At this point you can create a Makefile encapsulating the steps for building your AMI.

build-ami:
	packer build \
	-var 'aws_access_key=${AWS_ACCESS_KEY}' \
	-var 'aws_secret_key=${AWS_SECRET_KEY}' \
	packer.json

You can then deploy the AMI using EC2.

Given this starting point, you can expand the Ansible playbook to install Exhibitor. The details of this are left out of this article, consult the Github repo for the full source code.

Configuring Zookeeper with Exhibitor

Pre-check list:

  • Your Zookeeper/Exhibitor instances have an IAM Role with full S3 access.
  • Your Zookeeper/Exhibitor instances have public IP addresses.
  • Your security group allows access to port 8080.

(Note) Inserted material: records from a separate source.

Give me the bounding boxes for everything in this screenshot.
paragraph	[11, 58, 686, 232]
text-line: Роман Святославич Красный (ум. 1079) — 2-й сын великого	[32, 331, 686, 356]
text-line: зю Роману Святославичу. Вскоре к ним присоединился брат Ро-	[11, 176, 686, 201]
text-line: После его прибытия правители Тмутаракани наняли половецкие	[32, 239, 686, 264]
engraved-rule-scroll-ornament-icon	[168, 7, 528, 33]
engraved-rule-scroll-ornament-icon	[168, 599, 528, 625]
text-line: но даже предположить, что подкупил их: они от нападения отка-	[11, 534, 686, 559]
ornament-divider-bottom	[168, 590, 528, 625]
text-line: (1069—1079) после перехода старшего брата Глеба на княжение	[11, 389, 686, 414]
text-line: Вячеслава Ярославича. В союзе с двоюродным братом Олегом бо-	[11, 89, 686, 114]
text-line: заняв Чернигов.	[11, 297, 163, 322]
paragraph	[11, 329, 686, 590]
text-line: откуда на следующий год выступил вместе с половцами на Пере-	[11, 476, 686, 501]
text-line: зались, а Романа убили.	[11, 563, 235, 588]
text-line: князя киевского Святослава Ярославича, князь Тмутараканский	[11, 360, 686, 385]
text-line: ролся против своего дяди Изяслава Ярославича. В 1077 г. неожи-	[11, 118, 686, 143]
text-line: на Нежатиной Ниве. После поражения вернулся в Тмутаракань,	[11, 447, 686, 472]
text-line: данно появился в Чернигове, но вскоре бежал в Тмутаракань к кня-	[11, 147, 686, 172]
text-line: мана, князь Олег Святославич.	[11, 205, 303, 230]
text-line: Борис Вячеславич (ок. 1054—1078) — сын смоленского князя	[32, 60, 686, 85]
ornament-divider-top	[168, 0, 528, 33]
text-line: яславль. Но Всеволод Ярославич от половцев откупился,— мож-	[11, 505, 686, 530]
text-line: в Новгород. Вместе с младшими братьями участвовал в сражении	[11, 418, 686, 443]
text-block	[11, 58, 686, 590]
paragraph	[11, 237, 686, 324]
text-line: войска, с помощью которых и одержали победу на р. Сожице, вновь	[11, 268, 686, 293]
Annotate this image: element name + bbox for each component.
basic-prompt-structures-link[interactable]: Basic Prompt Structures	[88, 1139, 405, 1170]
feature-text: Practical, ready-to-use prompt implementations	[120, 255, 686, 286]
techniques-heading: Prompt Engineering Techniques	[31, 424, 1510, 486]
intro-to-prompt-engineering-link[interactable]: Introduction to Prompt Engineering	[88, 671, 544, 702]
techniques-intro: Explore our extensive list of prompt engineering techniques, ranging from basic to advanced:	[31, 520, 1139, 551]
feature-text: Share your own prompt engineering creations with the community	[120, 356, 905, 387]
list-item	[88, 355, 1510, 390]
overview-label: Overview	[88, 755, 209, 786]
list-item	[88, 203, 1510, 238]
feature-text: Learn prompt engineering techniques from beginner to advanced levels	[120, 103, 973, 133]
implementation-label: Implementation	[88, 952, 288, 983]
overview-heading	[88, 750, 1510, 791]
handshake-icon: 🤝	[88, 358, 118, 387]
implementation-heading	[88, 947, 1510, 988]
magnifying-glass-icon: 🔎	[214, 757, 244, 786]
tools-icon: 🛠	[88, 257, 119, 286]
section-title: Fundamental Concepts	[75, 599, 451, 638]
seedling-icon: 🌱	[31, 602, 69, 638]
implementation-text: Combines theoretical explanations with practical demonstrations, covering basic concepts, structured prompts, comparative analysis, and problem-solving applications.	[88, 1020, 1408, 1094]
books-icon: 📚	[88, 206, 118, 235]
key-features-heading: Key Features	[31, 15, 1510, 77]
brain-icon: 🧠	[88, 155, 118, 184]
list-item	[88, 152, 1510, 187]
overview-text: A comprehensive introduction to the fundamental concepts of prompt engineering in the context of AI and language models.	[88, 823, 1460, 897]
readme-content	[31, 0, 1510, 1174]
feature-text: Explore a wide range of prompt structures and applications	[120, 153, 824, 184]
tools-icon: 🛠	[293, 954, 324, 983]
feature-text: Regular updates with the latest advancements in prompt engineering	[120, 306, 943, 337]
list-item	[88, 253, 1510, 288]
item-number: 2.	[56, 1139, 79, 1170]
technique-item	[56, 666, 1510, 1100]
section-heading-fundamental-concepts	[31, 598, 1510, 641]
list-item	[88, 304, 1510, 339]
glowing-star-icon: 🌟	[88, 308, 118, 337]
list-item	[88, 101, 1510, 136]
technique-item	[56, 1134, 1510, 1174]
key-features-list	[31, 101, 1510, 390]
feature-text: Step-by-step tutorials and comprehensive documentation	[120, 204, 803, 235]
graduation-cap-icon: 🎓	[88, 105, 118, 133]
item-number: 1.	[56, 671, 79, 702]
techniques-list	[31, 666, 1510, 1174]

Now you can navigate to port 8080 of one of your instances with your browser. You will be presented with the Exhibitor Control Panel listing your instances and their status.

Exhibitor Control Panel

If you’ve gotten this far, it’s time to configure your instances. Navigate to the Config tab.

Exhibitor Config Tab

Enter edit mode to make changes to your configuration. All changes will be saved to S3 and shared between running Zookeeper instances.

Exhibitor Editing

The changes you want to make are to the list of servers in the cluster. The format is S:NodeId:IpAddress, where S signifies a server node, NodeId specifies a unique identifier for the node, and IpAddress is the ip of the node. For the IpAddress field, enter the private IP for your nodes. You only need to enter these values from one node and all nodes will see the changes (after restarting).

Here’s an example for configuring three nodes with ids 1, 2, and 3 that have Private DNS entries like the following:

ip-192-32-7-100.us-west-2.compute.internal
ip-192-32-7-101.us-west-2.compute.internal
ip-192-32-7-102.us-west-2.compute.internal
S:1:ip-192-32-7-100,S:2:ip-192-32-7-101,S:3:ip-192-32-7-102

When saving this configuration, the Zookeeper instances will restart and use the new configuration copied from S3.

You can verify the status of your cluster using the Exhibitor Control Panel UI.

Exhibitor Control Panel

At this point you have a running Zookeeper cluster and Exhibitor will ensure the Zookeeper process is running.